After a little more improving conversation with my old nurse I strolled downstairs and out of doors, where I found Annabel talking to a chastened Cutler by the forget-me-not bed.

"Come for a stroll round the garden," I said, slipping my arm into hers, "and let us see if the vine has flourished and the pomegranates have budded, as they did in the Song of Solomon."

"I don\'t see how we can do that," replied Annabel, "considering that it is too early for grapes, and we have no pomegranates. As a matter of fact, I don\'t believe pomegranates ever do grow in England. Do you know whether they do?"

"No, I don\'t, and I don\'t want to. I only know that vines and pomegranates and all the other glorious things of the Song of Songs seem to be in the air when spring begins. It is a Song of Spring."

"It always seems to me a very peculiar sort of song," remarked Annabel; "and I don\'t understand it and don\'t pretend to. I remember Uncle William once expounding it at prayers for the sake of the servants, but I doubt if they were much the wiser for his exposition.

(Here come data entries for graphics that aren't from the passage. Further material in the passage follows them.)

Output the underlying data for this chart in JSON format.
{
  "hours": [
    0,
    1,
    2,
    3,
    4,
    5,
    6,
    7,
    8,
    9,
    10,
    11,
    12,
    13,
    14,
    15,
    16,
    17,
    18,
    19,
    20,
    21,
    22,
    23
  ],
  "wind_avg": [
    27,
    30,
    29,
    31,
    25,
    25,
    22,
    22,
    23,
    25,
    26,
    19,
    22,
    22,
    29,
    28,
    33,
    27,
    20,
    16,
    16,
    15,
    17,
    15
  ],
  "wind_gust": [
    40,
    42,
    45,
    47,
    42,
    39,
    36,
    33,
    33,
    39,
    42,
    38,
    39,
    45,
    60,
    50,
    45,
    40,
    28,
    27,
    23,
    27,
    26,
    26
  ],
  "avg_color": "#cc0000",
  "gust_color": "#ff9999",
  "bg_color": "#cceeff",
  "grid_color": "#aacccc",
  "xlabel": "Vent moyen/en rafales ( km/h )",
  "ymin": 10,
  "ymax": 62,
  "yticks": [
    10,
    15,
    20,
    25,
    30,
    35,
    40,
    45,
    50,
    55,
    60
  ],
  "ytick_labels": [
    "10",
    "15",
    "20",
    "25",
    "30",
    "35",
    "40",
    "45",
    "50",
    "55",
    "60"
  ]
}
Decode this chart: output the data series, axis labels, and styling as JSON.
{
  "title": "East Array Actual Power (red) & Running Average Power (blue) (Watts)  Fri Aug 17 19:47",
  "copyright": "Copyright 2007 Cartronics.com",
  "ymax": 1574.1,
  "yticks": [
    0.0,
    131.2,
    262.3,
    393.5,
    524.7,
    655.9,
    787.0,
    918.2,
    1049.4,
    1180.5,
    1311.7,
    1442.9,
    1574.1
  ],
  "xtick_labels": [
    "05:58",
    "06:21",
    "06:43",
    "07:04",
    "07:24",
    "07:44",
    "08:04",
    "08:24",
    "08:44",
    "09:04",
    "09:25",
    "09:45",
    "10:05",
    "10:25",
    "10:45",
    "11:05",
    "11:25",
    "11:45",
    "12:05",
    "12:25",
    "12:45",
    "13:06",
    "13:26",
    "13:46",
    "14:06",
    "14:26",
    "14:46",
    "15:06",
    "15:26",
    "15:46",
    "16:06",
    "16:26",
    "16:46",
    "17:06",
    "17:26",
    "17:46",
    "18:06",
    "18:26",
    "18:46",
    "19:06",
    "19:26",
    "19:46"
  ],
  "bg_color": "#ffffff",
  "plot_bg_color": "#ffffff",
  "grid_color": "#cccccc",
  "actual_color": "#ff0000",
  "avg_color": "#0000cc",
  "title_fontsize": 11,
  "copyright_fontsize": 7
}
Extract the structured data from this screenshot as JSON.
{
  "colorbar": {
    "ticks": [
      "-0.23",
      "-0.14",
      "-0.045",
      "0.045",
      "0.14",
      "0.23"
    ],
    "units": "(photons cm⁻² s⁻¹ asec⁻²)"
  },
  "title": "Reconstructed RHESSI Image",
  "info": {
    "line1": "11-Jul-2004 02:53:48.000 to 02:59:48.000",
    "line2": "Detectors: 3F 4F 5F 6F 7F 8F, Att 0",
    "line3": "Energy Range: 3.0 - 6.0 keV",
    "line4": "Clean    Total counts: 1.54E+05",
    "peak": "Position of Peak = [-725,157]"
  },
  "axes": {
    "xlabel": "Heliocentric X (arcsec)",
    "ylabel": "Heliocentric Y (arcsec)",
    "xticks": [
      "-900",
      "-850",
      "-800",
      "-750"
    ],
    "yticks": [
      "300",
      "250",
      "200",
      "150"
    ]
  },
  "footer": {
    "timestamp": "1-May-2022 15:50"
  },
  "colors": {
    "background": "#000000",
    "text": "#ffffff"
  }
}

I know I wasn\'t."

"I should have been," I exclaimed fervently. "It must have been a liberal education to hear him. And to think that it was wasted upon you and the servants, when I—who alone could have appreciated it—was not there!"

"It wasn\'t only me and the servants: papa was there and Aunt Maria, and there were several people staying in the house."

"By the way, Ponty has delivered herself of a simply priceless judgment to-day," I said, and proceeded to retail to my sister the story of the man whose house was struck by lightning because he left it too much to servants.

Annabel laughed heartily. Then, after a moment\'s pause, she said: "But all the same, Reggie, I don\'t quite see what difference his being at home would have made."

I stood still in the garden path, and regarded my sister with profound admiration not unmixed with wonder. "Annabel," I exclaimed, "in your own particular way you are almost as priceless as Ponty!"